CellSs Runtime

The CellSs runtime is decoupled in two parts: one part runs in the PPU and another in each of the SPUs. In the PPU, we will differentiate between the master thread and the helper thread.

The most important change in the original user code that the CellSs compiler inserts are the calls to the Execute function whenever a call to an annotated function appears. At runtime, these calls to the Execute function will be the responsible for the intended behavior of the application in the Cell BE processor. At each call to Execute, the master thread will do the following actions:
 

  • Addition of a node in a task graph that represents the called task.
  • Data dependency analysis of the new task with other previously called tasks.
  • Parameters renaming: similarly to register renaming, a technique from the superscalar processor area, we do renaming of the output and input/output parameters. For every function call that has a parameter that will be written, instead of writing to the original parameter location, a new memory location will be used, that is, a new instance of that parameter will be created and it will replace the original one, becoming a renaming of the original parameter location. This allows to execute that function call independently from any previous function call that would write or read that parameter. This technique allows to effectively remove some data dependencies by using additional storage, and thus improving the chances to extract more parallelism.

The helper thread is the one that decides when a task should be executed and also monitors the execution of the tasks in the SPUs.

Given a task graph, the helper thread schedules tasks for execution in the SPUs.

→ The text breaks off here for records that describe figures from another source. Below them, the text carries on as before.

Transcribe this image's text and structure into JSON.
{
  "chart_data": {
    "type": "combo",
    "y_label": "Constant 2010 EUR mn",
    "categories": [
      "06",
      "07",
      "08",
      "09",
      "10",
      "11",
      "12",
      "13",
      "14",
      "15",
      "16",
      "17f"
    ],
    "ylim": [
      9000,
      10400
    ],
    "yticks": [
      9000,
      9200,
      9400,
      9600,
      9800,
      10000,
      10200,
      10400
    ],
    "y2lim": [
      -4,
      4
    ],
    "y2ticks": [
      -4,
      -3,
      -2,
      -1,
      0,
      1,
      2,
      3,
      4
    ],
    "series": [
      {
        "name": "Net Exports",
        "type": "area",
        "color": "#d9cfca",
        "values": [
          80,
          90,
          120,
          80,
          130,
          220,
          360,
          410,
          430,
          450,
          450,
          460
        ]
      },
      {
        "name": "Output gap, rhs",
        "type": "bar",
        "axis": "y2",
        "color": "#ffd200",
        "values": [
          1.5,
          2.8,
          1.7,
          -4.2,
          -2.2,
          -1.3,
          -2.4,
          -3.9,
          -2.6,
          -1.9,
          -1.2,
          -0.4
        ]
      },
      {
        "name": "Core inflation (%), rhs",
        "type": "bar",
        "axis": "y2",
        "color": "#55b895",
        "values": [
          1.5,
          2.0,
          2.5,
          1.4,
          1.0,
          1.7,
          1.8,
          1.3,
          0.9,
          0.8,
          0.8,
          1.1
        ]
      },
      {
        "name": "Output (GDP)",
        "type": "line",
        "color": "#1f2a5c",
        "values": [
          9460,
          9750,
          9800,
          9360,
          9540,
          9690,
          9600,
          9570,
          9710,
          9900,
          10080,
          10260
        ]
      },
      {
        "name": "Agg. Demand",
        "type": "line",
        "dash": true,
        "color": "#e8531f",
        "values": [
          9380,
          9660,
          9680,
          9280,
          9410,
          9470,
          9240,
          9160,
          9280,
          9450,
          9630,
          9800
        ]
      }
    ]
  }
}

This scheduling follows some guidelines:
 

  • A task can be scheduled if its predecessor tasks in the graph have finished their execution
  • To reduce the overhead of the DMA, strands of tasks are submitted to the same SPU.
  • Locality of data is exploited by keeping task outputs in the SPU local memory and scheduling tasks that reuse this data to the same SPU.

The helper thread synchronizes and communicates with the SPUs using a specific area of the PPU main memory for each SPU. The helper thread indicates the length of the strand of tasks to be executed and information related to the input and output data of the tasks.

The SPUs execute a loop waiting for tasks to be executed. Whenever a strand of tasks is submitted for execution, the SPU starts the DMA of the input data, processes the tasks and writes back the results to the PPU memory. The SPU synchronizes with the PPU to indicate end of the strand of tasks using a specific area of the PPU main memory.